When I was a boy, I was a serious butterfly hunter. It started when Uncle Don gave me a dead cecropia moth that he had found in the Rowan grain elevator. It was big and beautiful and perfectly preserved. Shortly thereafter, I located another cecropia in the garage behind the house, a building that had once been a wagon shed complete with horse stalls and a hay loft. I tried to catch it with my bare hands. And by the time I had hold of it, the powder on its wings was mostly gone. The wings were broken in a couple of places, and the poor bug was ruined in terms of starting a butterfly collection.
A cecropia moth
Undeterred by tragedy, I got books about butterfly collecting at the Rowan Public Library and began teaching myself how to bug hunt.
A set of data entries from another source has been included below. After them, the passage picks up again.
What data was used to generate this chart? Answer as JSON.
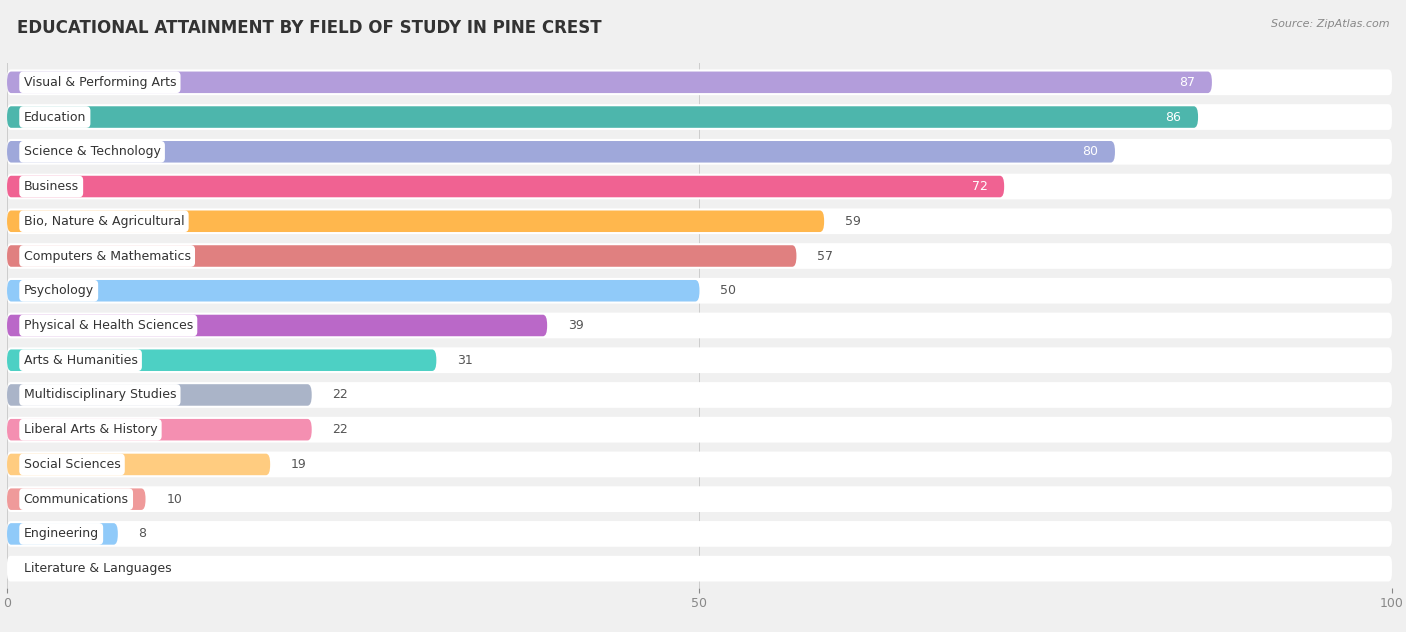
{
  "title": "EDUCATIONAL ATTAINMENT BY FIELD OF STUDY IN PINE CREST",
  "source": "Source: ZipAtlas.com",
  "categories": [
    "Visual & Performing Arts",
    "Education",
    "Science & Technology",
    "Business",
    "Bio, Nature & Agricultural",
    "Computers & Mathematics",
    "Psychology",
    "Physical & Health Sciences",
    "Arts & Humanities",
    "Multidisciplinary Studies",
    "Liberal Arts & History",
    "Social Sciences",
    "Communications",
    "Engineering",
    "Literature & Languages"
  ],
  "values": [
    87,
    86,
    80,
    72,
    59,
    57,
    50,
    39,
    31,
    22,
    22,
    19,
    10,
    8,
    0
  ],
  "bar_colors": [
    "#b39ddb",
    "#4db6ac",
    "#9fa8da",
    "#f06292",
    "#ffb74d",
    "#e08080",
    "#90caf9",
    "#ba68c8",
    "#4dd0c4",
    "#aab4c8",
    "#f48fb1",
    "#ffcc80",
    "#ef9a9a",
    "#90caf9",
    "#c9b8d8"
  ],
  "xlim": [
    0,
    100
  ],
  "background_color": "#f0f0f0",
  "row_background": "#ffffff",
  "title_fontsize": 12,
  "label_fontsize": 9,
  "value_fontsize": 9,
  "inside_label_threshold": 60
}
I learned where to find them, and how to net them, and how to kill and mount them.
I discovered that my grandfather’s horse pasture had thistle patches which were natural feeding grounds for red admiral butterflies (pictured top left) and painted lady butterflies (top right). But if you wanted to catch the rarer mourning cloak butterfly (bottom picture), you had to stake out apple trees, particularly at apple blossom time, though I caught one on the ripening apples too.
The tiger swallowtail was the butterfly that completed my collection, and it was finished when one of my cousins caught one and gave it to me because she knew I collected them.
But then, one day, while I was sitting on a blanket under a maple tree in the back yard with my notebooks open, writing something that I no longer even recall what I wrote, the backyard tiger swallowtail visited me again. In fact, he landed on the back of my hand. I dropped the pencil I was writing with, and slowly, carefully, I turned my hand over underneath him so that he was sitting on my palm.
I could’ve easily closed my hand upon him and captured him. But I learned the lesson long before from the cecropia that catching a butterfly by hand would destroy its delicate beauty. I would knock all the yellow and black powder off his exquisite wings. I could not catch him. But I could close my hand and crush him. I would be victorious after a summer-long losing battle.
But that moment brought an end to my butterfly hunting. I let him flutter away with the August breeze. I did not crush the butterfly. It was then that I realized what beauty there was in the world, and how fragile that beauty could be. I could not keep it alive forever. But it lasted a little big longer because I chose to let it.